I think what Guy did with Rouleur was revolutionary, certainly in my limited field of experience of specialist magazines. When they started it, they basically created a magazine purely for themselves without any real attempt to do “market research” or even get advertisers on board – it was a pure labour of love. Readers recognised that and supported it.
By the time Privateer came about things had got a bit more commercial, but we’re basically coming from the same position – we want to create a magazine we would buy, and would want to keep for years to come.
17, It certainly covers a diverse range of riding styles. How do you find the balance?
I actually hope we don’t find a balance – I don’t think we need to, if a story is interesting and appeals to us, and the images are good, then I hope it will appeal to other people too.
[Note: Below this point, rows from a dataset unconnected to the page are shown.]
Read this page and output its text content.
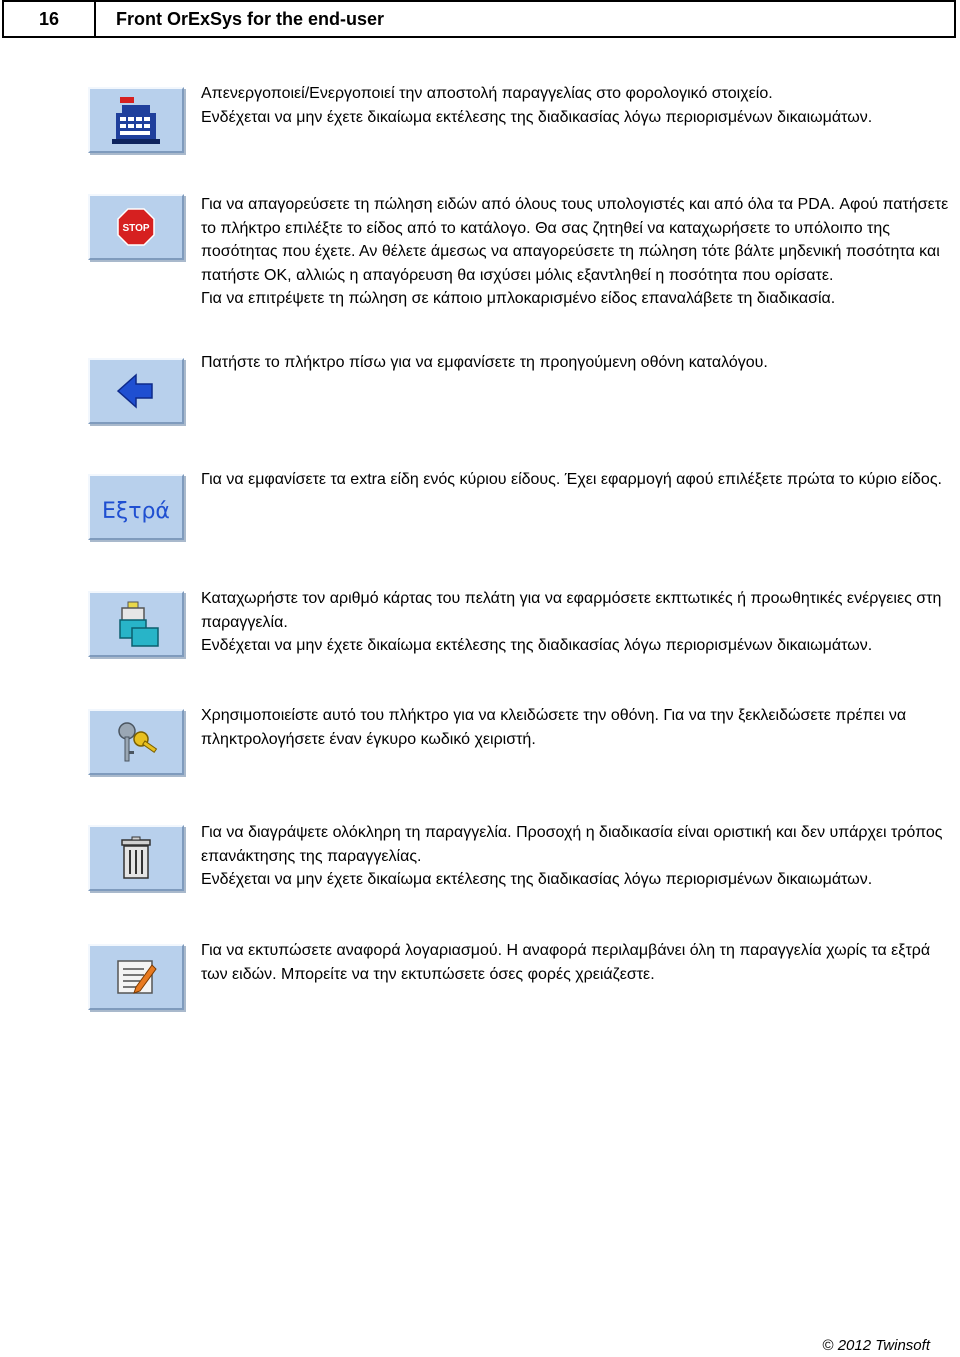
16	Front OrExSys for the end-user

Απενεργοποιεί/Ενεργοποιεί την αποστολή παραγγελίας στο φορολογικό στοιχείο.

Ενδέχεται να μην έχετε δικαίωμα εκτέλεσης της διαδικασίας λόγω περιορισμένων δικαιωμάτων.

STOP

Για να απαγορεύσετε τη πώληση ειδών από όλους τους υπολογιστές και από όλα τα PDA. Αφού πατήσετε το πλήκτρο επιλέξτε το είδος από το κατάλογο. Θα σας ζητηθεί να καταχωρήσετε το υπόλοιπο της ποσότητας που έχετε. Αν θέλετε άμεσως να απαγορεύσετε τη πώληση τότε βάλτε μηδενική ποσότητα και πατήστε ΟΚ, αλλιώς η απαγόρευση θα ισχύσει μόλις εξαντληθεί η ποσότητα που ορίσατε.

Για να επιτρέψετε τη πώληση σε κάποιο μπλοκαρισμένο είδος επαναλάβετε τη διαδικασία.

Πατήστε το πλήκτρο πίσω για να εμφανίσετε τη προηγούμενη οθόνη καταλόγου.

Εξτρά

Για να εμφανίσετε τα extra είδη ενός κύριου είδους. Έχει εφαρμογή αφού επιλέξετε πρώτα το κύριο είδος.

Καταχωρήστε τον αριθμό κάρτας του πελάτη για να εφαρμόσετε εκπτωτικές ή προωθητικές ενέργειες στη παραγγελία.

Ενδέχεται να μην έχετε δικαίωμα εκτέλεσης της διαδικασίας λόγω περιορισμένων δικαιωμάτων.

Χρησιμοποιείστε αυτό του πλήκτρο για να κλειδώσετε την οθόνη. Για να την ξεκλειδώσετε πρέπει να πληκτρολογήσετε έναν έγκυρο κωδικό χειριστή.

Για να διαγράψετε ολόκληρη τη παραγγελία. Προσοχή η διαδικασία είναι οριστική και δεν υπάρχει τρόπος επανάκτησης της παραγγελίας.

Ενδέχεται να μην έχετε δικαίωμα εκτέλεσης της διαδικασίας λόγω περιορισμένων δικαιωμάτων.

Για να εκτυπώσετε αναφορά λογαριασμού. Η αναφορά περιλαμβάνει όλη τη παραγγελία χωρίς τα εξτρά των ειδών. Μπορείτε να την εκτυπώσετε όσες φορές χρειάζεστε.

© 2012 Twinsoft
18, What’s the hardest thing about Privateer Magazine?
It’s boring, but money… I’m quite proud of the fact that we pay all of our contributors (not everyone does) but balancing the books each issue isn’t always easy
19, It’s still a fairly young magazine. who would you say it’s aimed at?
Good question! I honestly don’t think we’ve got a particular type of reader; I’d like to think that anyone with an interest in bikes – any kind of bikes – could pick up Privateer and find something interesting in there – it’s a window into the world of mountain biking. Mountain biking’s a really broad church: it’s mad to think that dirt jumping is technically the same sport as bikepacking across Alaska – I think it’s good to reflect that.
20, How has Privateer been received?
It’s a slow burner! Readers and the industry seem to be coming round to it though. I don’t think at first many people could see the point of a paper magazine that costs £9 (nine quid!) in the internet age, but once people actually see it in the flesh, it’s my experience that they tend to like it. You know, it is quite different to most of the market – we have very few ads, we run really long stories with big pictures and we treat the readers like grown-ups. And the one thing we’re told time and again is “I love the smell of the paper” – that’s not something you can recreate on an iPad!
21, What does the future hold for yourself?
I’ve got a really busy year ahead of me with a couple of long trips to the USA and to France for the Passportes Du Soleil (we’re a media partner), and I’ve got an entry for the Trans-Provence, so I need to make sure I stay on the straight and narrow, stay healthy and keep fit, at least until October.
22, what does the future hold for mountain biking?
I’ve just done an interview with Rowan Sorrell for the next issue about Bike Park Wales. A lot of what he says is about getting kids and families riding mountain bikes – that’s the potential real growth market for MTB’ing. So they’ll be building green and blue trails in Gethin Woods alongside the red and black downhill tracks, but they’ll be making sure those blue and greens are fun, and actually engaging in a way that most blue and green trails aren’t at the moment.
It would be good to get some of the MAMIL’s who have been inspired by Bradley Wiggins onto mountain bikes too – they don’t know what they’re missing out on just riding on the roads.
23, And for Privateer magazine?
Since issue 11 we’ve had George Marshall from the Albion BMX magazine working on the design of the mag, and I think that’s really helped push the mag forwards. We’ve got a story going in the next issue (14) about maps that – if it comes off, and it should – will be the best looking feature we’ve ever done.
24, Any last thoughts or wise words?
Drop your heels, bend your knees, weight the outside pedal.
25, Any thanks?
All our contributors who pull out all the stops to get their words and pictures in each issue, and everyone who’s ever bought a copy of Privateer – we’re hugely grateful for your support!